We’d been treating the keyboard as an embedded problem — a matrix to scan, a controller to program, a cable to route. Stepping back, the KN-86’s 30-key input is a custom mechanical keyboard, full stop. The mech-keeb hobbyist community has already solved PCB design, hot-swap switch mounting, firmware (QMK / Vial), debounce, USB HID enumeration, and keymap authoring as commodity parts with open-source tooling.
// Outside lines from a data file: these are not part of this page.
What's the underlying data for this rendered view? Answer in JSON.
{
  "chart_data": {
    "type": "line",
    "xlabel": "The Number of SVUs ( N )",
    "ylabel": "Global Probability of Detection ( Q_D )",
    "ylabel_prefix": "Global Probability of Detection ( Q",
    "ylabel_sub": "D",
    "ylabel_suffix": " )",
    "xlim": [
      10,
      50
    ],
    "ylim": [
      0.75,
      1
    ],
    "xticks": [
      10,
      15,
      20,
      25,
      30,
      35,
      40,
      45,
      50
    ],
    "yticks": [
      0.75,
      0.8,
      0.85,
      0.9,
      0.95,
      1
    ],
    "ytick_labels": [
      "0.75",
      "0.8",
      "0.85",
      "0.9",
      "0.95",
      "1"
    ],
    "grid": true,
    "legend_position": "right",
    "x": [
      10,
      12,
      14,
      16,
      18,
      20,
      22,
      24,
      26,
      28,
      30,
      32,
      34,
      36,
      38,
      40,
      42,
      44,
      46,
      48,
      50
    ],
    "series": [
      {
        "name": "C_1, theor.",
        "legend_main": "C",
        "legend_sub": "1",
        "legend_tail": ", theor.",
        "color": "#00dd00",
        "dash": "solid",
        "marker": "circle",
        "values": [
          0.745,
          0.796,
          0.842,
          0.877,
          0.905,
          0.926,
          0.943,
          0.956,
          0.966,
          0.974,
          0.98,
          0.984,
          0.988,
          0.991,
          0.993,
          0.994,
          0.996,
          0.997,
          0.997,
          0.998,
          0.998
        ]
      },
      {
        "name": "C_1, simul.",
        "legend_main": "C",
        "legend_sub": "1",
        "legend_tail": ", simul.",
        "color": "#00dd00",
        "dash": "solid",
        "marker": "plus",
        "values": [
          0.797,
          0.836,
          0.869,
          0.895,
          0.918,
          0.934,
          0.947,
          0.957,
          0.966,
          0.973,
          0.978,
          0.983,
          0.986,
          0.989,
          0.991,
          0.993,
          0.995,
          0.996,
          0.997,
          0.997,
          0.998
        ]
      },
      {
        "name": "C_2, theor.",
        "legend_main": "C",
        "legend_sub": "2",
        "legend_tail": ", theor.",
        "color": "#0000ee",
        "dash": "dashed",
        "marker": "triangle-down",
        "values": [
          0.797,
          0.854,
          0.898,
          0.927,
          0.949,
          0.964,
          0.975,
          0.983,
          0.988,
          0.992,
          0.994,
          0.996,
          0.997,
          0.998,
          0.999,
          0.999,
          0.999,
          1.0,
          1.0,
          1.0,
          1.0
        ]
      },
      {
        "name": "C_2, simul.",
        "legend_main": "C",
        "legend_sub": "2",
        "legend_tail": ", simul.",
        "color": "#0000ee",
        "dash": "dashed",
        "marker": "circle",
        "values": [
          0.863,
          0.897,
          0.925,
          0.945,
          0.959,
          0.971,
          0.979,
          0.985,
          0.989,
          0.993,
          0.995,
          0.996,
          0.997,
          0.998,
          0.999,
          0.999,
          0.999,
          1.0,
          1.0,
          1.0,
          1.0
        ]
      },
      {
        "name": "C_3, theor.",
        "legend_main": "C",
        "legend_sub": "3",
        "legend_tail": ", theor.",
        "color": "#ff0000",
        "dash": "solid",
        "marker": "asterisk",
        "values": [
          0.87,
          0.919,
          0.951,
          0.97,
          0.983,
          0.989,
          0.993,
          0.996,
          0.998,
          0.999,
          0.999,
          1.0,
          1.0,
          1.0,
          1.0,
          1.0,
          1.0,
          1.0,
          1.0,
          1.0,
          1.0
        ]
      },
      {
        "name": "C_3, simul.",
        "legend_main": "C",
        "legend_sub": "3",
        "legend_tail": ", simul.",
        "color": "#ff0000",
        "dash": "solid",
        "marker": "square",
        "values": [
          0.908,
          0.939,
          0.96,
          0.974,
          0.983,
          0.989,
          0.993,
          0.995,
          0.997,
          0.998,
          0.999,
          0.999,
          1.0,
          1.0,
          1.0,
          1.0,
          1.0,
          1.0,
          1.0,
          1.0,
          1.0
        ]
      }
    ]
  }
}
Our job is to pick the physical layout, adopt the ecosystem, fab a unified 30-key board (or reuse a split one under the keyplate), and route the USB internally to the Pi. This ADR draws that line. From here on, the keyboard is any custom mech keeb: a fabbed PCB, hot-swap sockets, a QMK-compatible controller, flashed with our 30-key keymap, connected to the Pi through an internal USB hub. No bespoke firmware, no hand-wiring, no custom protocols. The architectural surface the Pi sees is unchanged from what the previous spec described — USB HID over evdev — we’ve just committed to the construction model that the community built around that surface.